The annual carve-up of the GST revenue pie has again left winners and losers among the states and territories, but as usual no one is happy.
Worst hit was Victoria, which saw its share cut, effectively slashing its GST income by $500 million for 2011/12, the Commonwealth Grants Commission’s advice to the federal government released on Friday showed.
But the big mining states, Western Australia and Queensland, will get a larger share of the cake this time around.
“Volatile mining and property revenues, varying population and more recent data on private-sector wages, are driving adjustments in GST shares,” commission chairman Alan Henderson said releasing the report.
He said that while mining revenues continued to boost the fiscal capacity of Queensland and especially Western Australia, their impact on GST shares had been offset by slower property markets and revised wage levels.
These have increased their costs of service delivery, he said.

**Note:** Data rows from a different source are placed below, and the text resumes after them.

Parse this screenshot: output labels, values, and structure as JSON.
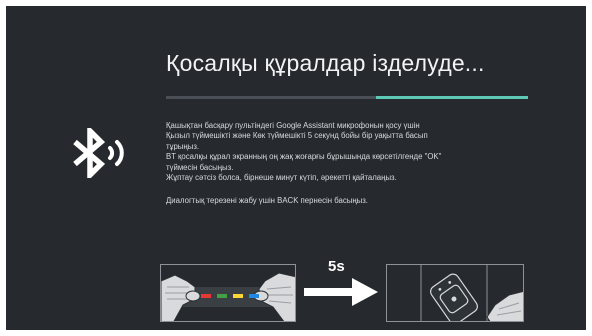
{
  "dialog": {
    "title": "Қосалқы құралдар ізделуде...",
    "progress": 0.42,
    "instructions": [
      "Қашықтан басқару пультіндегі Google Assistant микрофонын қосу үшін",
      "Қызыл түймешікті және Көк түймешікті 5 секунд бойы бір уақытта басып",
      "тұрыңыз.",
      "BT қосалқы құрал экранның оң жақ жоғарғы бұрышында көрсетілгенде \"OK\"",
      "түймесін басыңыз.",
      "Жұптау сәтсіз болса, бірнеше минут күтіп, әрекетті қайталаңыз."
    ],
    "back_hint": "Диалогтық терезені жабу үшін BACK пернесін басыңыз.",
    "illustration": {
      "duration_label": "5s",
      "button_colors": [
        "#e53935",
        "#43a047",
        "#fdd835",
        "#1e88e5"
      ]
    }
  },
  "colors": {
    "background": "#262a2e",
    "accent": "#5cc9b5",
    "track": "#4a4f55"
  },
  "icons": {
    "status": "bluetooth-searching-icon",
    "arrow": "right-arrow-icon"
  }
}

“In contrast, Victoria’s GST share has declined because property markets have been more buoyant and relative wages growth has been slower in Victoria,” he said.
Victorian Premier Ted Baillieu was shocked by the report, saying the cut was unjustifiable.
Its proportion for 2011/12 was cut to 22.5 per cent from 23.4 per cent in 2010/11.
The state will still get an additional $280 million because the GST take nationwide will be larger, but the amount will be $500 million less than it would have been if Victoria’s share had stayed the same.
“This is a massive, we believe, unjustified and unprecedented cut in Victoria’s share of GST revenue,” Mr Baillieu told reporters in Melbourne on Friday.
The commission expects total GST revenue in 2011/12 will be $50 billion versus $46.95 billion in 2010/11, meaning that all regions will get additional monies even though their shares may have changed.
Western Australia’s GST slice will rise by $414.3 million, a 7.5 per cent share from 7.1 per cent, while Queensland will get an extra $764.5 million as its proportion rises to 19 per cent from 18.6 per cent.
Despite this, Queensland Treasurer Andrew Fraser says his state is still being “burgled”.
In a speech in Brisbane, Mr Fraser argued that more than 75 per cent of the GST funds redistributed were from mining royalties.
On a per capita basis, Victorians receive $343 from mining, while the mining states, Queensland and WA, get $228 and $199 per capita, respectively.
“The resource states of this nation are being burgled by the likes of NSW and Victoria,” he told the Committee for Economic Development of Australia (CEDA).
Mr Fraser later told reporters the WA treasurer shared his concerns about inequity in the grants commission, proof that it was a problem that transcended the political divide.
WA Treasurer Christian Porter said the state’s greater GST share was “kind of good news” – like hearing your house had been robbed but finding the couch was still there.
WA’s GST cut is equal to about 72 cents for every dollar raised in the state, up from its current record low of 68.2 cents.
Mr Porter said WA’s cut was still very unfair, and the state government hoped to win its case for a floor of 75 cents in the dollar.
The nation’s most populous state, NSW, will see its share rise to 30.9 per cent from 30.8 per cent, bringing in an additional $972.4 million, while the Northern Territory’s GST slice will rise to 5.6 per cent from 5.2 per cent for an additional $316.4 million.
Modest proportional cuts were advised for South Australia and Tasmania, while the ACT was unchanged at 1.8 per cent, still resulting in an extra $26 million GST revenue.
South Australia’s share will fall to 9.3 per cent from 9.4 per cent, but it will still get an extra $204 million.
Tasmania’s cut will be reduced to 3.6 per cent from 3.7 per cent, but the amount will be $72.4 million more than in 2010/11.